The government’s delay in implementing a new, tougher national lockdown, which many scientists have called for, is also hard to comprehend. Certainly, “lockdowns” of the kind practised in November won’t be enough to deal with B117. “Our interventions (masks, social distancing, etc) work less well, and gaps (non-compliance, open schools, etc) are riskier,” says Barrett, while the Imperial team writes that “Social distancing measures will need to be more stringent than they would have otherwise.”
A study of B117 spreading by Nicholas Davies and colleagues at the LSHTM, released on 23rd December—which also finds the new virus variant to be around 50 per cent more transmissible—said: “Our estimates suggest that control measures of a similar stringency to the national lockdown implemented in England in November 2020 are unlikely to reduce the effective reproduction number to less than 1, unless primary schools, secondary schools, and universities are also closed.”

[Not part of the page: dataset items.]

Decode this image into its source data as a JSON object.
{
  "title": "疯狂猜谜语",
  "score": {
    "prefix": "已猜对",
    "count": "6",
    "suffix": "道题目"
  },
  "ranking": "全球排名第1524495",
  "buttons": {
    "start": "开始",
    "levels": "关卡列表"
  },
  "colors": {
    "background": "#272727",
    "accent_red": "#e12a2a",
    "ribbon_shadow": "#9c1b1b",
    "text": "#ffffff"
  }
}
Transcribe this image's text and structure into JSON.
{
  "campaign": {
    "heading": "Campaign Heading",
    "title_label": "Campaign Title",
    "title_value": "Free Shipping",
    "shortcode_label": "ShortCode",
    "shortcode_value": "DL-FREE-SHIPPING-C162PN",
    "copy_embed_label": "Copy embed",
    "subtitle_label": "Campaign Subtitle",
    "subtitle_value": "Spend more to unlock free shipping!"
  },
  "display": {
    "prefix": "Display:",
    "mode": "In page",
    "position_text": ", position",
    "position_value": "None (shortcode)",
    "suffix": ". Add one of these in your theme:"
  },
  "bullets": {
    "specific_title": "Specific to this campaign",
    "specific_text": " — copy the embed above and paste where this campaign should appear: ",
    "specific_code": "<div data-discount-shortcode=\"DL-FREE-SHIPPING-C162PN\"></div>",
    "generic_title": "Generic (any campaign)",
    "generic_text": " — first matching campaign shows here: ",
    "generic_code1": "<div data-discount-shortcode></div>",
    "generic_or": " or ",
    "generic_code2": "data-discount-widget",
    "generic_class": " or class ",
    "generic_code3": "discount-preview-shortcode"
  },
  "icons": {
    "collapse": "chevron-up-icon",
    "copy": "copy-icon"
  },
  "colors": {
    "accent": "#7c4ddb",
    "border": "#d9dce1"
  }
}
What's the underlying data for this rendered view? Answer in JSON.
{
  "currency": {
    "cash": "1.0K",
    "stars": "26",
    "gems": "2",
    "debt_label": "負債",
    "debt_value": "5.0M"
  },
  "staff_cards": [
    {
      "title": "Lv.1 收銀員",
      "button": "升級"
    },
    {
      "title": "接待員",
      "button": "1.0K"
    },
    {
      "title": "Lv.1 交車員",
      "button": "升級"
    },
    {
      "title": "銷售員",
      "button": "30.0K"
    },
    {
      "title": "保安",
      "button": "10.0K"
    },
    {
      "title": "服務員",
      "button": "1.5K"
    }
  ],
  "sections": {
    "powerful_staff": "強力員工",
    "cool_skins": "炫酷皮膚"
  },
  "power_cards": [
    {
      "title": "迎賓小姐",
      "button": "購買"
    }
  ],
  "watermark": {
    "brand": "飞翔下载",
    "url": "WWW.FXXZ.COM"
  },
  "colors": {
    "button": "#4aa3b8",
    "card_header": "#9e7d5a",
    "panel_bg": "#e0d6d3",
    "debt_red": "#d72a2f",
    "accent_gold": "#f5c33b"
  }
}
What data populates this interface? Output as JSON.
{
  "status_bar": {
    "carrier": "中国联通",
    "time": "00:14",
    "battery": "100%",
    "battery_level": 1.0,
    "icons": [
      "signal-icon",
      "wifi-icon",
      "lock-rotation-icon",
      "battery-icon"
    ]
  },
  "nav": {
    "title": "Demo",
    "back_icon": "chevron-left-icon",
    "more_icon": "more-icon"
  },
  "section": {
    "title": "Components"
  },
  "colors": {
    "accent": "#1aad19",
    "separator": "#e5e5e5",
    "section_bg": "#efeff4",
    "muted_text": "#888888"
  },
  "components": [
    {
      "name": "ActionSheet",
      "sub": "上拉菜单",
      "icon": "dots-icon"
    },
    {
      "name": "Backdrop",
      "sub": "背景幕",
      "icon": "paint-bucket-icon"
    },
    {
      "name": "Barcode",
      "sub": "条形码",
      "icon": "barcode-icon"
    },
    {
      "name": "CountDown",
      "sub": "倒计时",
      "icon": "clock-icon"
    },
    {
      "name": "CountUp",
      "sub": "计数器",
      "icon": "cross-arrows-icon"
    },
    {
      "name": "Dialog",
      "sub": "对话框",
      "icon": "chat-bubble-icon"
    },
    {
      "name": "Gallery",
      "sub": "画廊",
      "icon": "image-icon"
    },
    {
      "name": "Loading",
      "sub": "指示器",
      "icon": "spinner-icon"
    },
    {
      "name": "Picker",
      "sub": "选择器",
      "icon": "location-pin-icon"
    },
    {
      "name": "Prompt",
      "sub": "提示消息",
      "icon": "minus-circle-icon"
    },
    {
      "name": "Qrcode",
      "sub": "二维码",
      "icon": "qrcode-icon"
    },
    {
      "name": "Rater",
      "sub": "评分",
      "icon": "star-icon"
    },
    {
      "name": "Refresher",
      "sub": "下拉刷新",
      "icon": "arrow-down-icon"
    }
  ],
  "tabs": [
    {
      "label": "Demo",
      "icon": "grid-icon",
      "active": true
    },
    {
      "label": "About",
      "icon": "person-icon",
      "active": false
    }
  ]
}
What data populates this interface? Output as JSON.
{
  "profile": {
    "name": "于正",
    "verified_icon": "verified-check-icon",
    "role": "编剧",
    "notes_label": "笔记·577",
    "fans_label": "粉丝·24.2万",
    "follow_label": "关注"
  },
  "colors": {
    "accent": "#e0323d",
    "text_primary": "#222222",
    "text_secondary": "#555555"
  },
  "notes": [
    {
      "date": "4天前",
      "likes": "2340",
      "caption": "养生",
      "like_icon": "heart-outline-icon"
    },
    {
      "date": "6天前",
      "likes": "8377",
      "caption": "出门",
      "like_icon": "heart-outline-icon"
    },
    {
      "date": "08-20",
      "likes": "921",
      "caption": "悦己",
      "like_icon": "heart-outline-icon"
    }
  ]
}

Among the urgent questions now to be addressed are what allows the virus to spread faster. Is it better at getting into human cells? (This seems likely—the mutations of the spike protein allow it to bind more avidly to its docking protein on the human cell.) Does it replicate better and create a higher viral load? Or might it, as some studies have suggested, create more virus specifically in the throat and nose, so that it is more easily passed on?
The new variant also raises the urgency of vaccination programmes. While the new studies don’t say anything about whether specific vaccines will be more or less efficient, Gerstung says that the estimated 50 per cent or so higher spreading rate means that more people need to be protected, and more quickly. He says the higher R value raises the threshold proportion of people that need to be immunised to achieve herd immunity, from about 60-70 per cent to around 80 per cent. So combating anti-vaccination sentiment just got more urgent too.
That touches on a more general, vital aspect of managing this dreadful situation: it needs to be done by frank and open communication with the public. No one could have foreseen the appearance of this fast-spreading variant of the virus (even if such things come as no surprise to virologists). The public would surely have forgiven a government that recognised the need, before schools returned, to take tougher measures, however exhausted and straitened we all are by them. Whether it will forgive a government that takes them so belatedly and chaotically remains to be seen.